C’était la nuit, et ils se trouvaient quelque part en Sibérie. Treize hommes, tous orthodoxes, sauf un, préparaient un campement pour les prochains jours. La température frôlait les –25 degrés Celsius, et les doigts du groupuscule en souffraient. S’il faisait juste un peu moins froid, les hommes auraient peut-être remarqué les centaines d’étoiles brillantes au-dessus des pins.

Ils étaient maintenant perdus depuis plus de trois semaines dans ce méandre de glace, de neige et d’arbres blancs. Outre quelques lièvres capturés par des collets artisanaux, ils étaient désormais étrangers au geste de mâcher. Le bruit de l’eau coulant sous ces mètres de glaces cachait toutefois bien le son des gargouillis.

Personne cependant ne se plaignait, car, à cette température, des larmes auraient brûlé leur visage.

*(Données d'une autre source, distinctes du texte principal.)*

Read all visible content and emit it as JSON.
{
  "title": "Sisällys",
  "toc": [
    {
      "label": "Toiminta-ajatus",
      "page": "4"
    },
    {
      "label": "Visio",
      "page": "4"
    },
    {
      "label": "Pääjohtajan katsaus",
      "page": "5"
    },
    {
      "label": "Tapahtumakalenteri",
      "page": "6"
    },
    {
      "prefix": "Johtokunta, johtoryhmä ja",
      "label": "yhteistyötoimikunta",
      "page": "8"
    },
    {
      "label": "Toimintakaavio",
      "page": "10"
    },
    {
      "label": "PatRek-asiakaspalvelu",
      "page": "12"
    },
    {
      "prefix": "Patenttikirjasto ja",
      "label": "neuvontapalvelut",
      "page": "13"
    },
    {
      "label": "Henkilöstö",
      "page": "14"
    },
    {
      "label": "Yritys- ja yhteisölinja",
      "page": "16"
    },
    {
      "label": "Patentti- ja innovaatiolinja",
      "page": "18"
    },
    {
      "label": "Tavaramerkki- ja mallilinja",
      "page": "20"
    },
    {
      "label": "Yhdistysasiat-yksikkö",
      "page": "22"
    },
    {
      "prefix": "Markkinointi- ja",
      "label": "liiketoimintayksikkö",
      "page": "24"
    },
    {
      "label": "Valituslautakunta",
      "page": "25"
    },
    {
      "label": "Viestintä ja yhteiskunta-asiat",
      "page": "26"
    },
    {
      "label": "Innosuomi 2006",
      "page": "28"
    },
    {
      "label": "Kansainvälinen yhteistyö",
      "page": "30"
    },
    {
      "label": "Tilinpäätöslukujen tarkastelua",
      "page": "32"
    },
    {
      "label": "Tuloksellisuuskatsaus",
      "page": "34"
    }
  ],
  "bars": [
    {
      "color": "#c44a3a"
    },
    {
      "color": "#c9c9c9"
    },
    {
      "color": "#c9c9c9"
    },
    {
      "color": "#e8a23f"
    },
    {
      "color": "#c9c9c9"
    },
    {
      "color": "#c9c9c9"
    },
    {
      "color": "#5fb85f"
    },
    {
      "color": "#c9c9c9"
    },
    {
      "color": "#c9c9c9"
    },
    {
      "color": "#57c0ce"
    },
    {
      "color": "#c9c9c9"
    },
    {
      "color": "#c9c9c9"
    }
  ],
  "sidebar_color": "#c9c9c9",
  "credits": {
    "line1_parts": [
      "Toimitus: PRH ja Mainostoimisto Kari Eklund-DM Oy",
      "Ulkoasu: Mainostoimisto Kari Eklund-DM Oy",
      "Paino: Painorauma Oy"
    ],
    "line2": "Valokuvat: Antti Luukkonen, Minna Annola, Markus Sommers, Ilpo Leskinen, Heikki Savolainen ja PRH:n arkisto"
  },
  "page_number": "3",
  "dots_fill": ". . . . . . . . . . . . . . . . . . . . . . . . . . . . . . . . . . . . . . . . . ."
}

Une fois la tente installée, les hommes s’y regroupaient, s’échangeant ainsi ce qui restait de la chaleur humaine, se dégageant timidement de leurs maigres corps. Et, comme depuis la première nuit de leur égarement, le plus petit des hommes débutait la lecture de plusieurs passages de l’Ancien Testament.

Durant un long moment, les autres hommes répétaient après le petit, à la manière d’une chorale. Seul le plus grand de la compagnie ne faisait pas partie de cet échange sacré. Cet homme, le plus fort de tous, murmurait, comme à son habitude, des prières qui ne semblaient pas provenir de l’Église orthodoxe. D’ailleurs, aucun des compagnons ne s’était déjà intéressé aux croyances de ce costaud.

Toutefois, durant cette soirée, le grand homme murmurait d’une façon plus forte, plus marquée qu’à son habitude. Changement provoqué par leur odyssée, qui, au même rythme que la neige ensevelissant les pins, commençait à être calfeutré par une idée : celle de la mort, celle de l’oubli.

Les autres hommes, eux aussi à bout de patience, en furent lourdement frustrés. Ils cessèrent leur rite, et se regardèrent tous silencieusement. On entendait désormais uniquement le vent sibérique, se défoulant contre les épines gelées des conifères, ainsi que le murmure du grand homme.

Après un regard approbateur du petit envers les autres orthodoxes, chacun prit dans sa poche une petite dague, placée comme à l’avance, et pointa le grand. Celui-ci, concentré dans ses chuchotements, ne remarqua pas cette chorégraphie de ses auditeurs.

Et, par le grand froid qui régnait dans cette forêt, l’homme ne sentit même pas les onze lames qui s’enfoncèrent simultanément dans son corps gelé.

« Ceci est son corps, prenez et mangez ! »

Les douze hommes, désormais bien alimentés, remarquèrent, tôt le lendemain, un village situé près d’eux, ainsi que les centaines d’étoiles brillantes au-dessus des pins.